Ses paramètres sont les suivants :
- Un pointeur vers la structure associée au fichier ouvert
- L'adresse du tableau à remplir avec les échantillons lus
- La taille à lire en octets
- Le boutisme (endianess) : 0 pour little endian, 1 pour big endian
- La taille des échantillons en octets : ici nous manipulons des échantillons 16 bits, donc 2 octets
- Le signe des échantillons : 0 pour non signé, 1 pour signé
- Un pointeur vers un entier à remplir avec le numéro du bloc lu (cela peut être utile pour les fichiers à taux d'échantillonnage variable)
En cas de succès, ov_read renvoie le nombre d'octets lus.
Ici vous remarquez que nous effectuons une boucle pour lire plusieurs fois. Ceci est nécessaire, car ov_read ne lira
au maximum qu'un bloc, ce qui peut représenter beaucoup moins que la taille que vous souhaitez réellement lire.
Habituellement un bloc fait 4096 octets, ce qui serait très peu pour une lecture en flux.
Nous bouclons donc jusqu'à avoir lu la taille souhaitée, ou jusqu'à ce que ov_read renvoie 0 (fin de fichier atteinte)
ou un nombre négatif (erreur), ce qui signifie dans les deux cas que nous devons arrêter la lecture.
Une fois le nombre d'échantillons voulu récupéré, nous pouvons alimenter un tampon OpenAL avec ceux-ci. Souvenez-vous
que le format et le taux d'échantillonnage ont été récupérés lors de l'ouverture du fichier.
Voyons maintenant ce que nous allons faire de ces tampons, et comment utiliser la lecture en flux.
4. Alimenter un son pendant sa lecture
La lecture en flux utilise les mêmes entités OpenAL qu'une lecture classique : une source sonore, et des
tampons. Mais au lieu d'avoir cette fois un seul tampon contenant la totalité du son à jouer, nous aurons plusieurs
tampons contenant une petite partie du son. Ces tampons sont organisés en pile : lorsqu'un tampon a été lu,
il peut être dépilé, re-rempli avec les nouvelles données à lire, et réinjecté dans la pile.

Schéma de fonctionnement de la lecture en flux
Il faudra donc veiller à ce que la lecture ne soit jamais interrompue, sous peine de causer des saccades.
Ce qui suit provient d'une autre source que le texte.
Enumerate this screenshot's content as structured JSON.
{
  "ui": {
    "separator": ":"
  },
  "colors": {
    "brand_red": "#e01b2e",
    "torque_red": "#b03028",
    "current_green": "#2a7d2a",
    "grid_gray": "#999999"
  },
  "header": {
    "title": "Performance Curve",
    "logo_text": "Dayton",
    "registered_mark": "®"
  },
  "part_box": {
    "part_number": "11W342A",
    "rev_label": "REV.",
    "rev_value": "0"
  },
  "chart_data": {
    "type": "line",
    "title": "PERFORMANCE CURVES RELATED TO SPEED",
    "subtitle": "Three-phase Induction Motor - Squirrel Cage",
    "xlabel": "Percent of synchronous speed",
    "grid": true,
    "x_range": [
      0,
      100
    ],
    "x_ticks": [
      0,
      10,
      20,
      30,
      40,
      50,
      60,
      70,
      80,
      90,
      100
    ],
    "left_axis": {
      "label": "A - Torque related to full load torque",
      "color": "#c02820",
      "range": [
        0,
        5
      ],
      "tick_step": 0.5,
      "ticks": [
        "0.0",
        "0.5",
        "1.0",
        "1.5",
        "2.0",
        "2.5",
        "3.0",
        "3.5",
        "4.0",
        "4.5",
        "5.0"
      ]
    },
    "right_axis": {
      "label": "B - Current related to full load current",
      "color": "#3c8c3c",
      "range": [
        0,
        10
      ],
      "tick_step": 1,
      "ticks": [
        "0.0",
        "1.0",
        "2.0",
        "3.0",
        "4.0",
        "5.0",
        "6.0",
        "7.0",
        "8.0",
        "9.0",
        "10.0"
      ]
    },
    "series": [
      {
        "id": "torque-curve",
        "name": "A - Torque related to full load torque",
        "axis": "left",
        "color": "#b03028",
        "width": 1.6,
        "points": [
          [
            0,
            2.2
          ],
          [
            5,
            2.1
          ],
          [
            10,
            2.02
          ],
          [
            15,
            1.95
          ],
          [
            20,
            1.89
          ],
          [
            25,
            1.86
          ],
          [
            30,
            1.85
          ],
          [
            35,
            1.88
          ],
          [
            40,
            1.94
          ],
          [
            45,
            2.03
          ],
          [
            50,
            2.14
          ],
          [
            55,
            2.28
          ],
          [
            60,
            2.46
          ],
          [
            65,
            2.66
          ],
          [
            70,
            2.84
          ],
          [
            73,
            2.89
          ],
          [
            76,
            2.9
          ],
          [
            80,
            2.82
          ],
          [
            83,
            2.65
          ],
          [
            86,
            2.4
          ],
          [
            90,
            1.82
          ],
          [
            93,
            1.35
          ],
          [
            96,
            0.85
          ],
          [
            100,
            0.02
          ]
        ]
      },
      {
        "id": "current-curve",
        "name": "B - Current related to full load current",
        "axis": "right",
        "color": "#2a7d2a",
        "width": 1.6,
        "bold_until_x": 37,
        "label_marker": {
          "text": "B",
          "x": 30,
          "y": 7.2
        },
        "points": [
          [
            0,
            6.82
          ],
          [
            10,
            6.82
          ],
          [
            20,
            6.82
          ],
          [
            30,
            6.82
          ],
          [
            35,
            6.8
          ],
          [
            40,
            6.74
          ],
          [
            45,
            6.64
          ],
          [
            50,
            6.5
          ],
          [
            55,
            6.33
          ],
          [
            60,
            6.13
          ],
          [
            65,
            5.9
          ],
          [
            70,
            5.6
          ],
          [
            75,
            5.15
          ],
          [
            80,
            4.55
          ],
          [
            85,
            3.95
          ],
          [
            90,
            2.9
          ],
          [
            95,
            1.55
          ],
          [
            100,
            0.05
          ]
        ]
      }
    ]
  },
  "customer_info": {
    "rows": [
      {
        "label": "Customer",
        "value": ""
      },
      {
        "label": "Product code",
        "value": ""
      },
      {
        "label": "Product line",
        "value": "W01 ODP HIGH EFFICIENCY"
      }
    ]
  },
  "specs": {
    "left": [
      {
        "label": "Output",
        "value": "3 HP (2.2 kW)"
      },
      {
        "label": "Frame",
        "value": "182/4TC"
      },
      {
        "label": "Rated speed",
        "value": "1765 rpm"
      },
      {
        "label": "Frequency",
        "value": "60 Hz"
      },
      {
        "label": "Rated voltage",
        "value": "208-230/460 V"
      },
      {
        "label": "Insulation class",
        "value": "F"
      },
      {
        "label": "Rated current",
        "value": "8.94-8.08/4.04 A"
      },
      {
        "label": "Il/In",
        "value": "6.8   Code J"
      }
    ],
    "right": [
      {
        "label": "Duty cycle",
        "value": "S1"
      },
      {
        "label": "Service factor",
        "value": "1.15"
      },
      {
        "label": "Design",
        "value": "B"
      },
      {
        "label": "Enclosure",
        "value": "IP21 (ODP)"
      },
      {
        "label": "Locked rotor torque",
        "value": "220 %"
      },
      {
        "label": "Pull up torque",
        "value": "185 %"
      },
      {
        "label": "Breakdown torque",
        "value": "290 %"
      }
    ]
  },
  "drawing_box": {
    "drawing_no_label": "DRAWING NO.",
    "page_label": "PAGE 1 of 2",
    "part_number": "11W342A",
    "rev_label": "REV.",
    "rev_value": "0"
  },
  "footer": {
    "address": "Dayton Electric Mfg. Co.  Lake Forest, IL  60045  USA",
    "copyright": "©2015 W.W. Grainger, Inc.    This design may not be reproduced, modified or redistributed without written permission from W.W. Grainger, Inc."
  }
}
Le meilleur moyen pour cela est d'avoir des tampons de taille suffisante pour que les tampons vides aient largement
le temps de se remplir. Nous pourrions également augmenter le nombre de tampons, mais cela surchargerait l'API
audio pour le même résultat. En fait, seuls deux tampons sont nécessaires : l'un est lu pendant que l'autre se
remplit. C'est exactement le même procédé que le double-buffering en programmation graphique : on passe
à l'écran une surface à afficher pendant qu'on dessine sur l'autre.
Il n'y a aucune règle pour déterminer la taille optimale des tampons. L'important étant de ne pas choisir une taille
trop faible, ni trop gigantesque. Un bon compromis est d'utiliser des tampons pouvant contenir 1 seconde
d'échantillons, ce qui laisse largement le temps de lire les données et est loin de surcharger la mémoire.
Par exemple pour un taux d'échantillonnage de 44100, nous aurions
44100 (échantillons) x 2 (octets) x 2 (tampons) = 172 Ko de mémoire occupée, pour un fichier audio qui prendrait
plusieurs dizaines de Mo s'il était chargé en totalité.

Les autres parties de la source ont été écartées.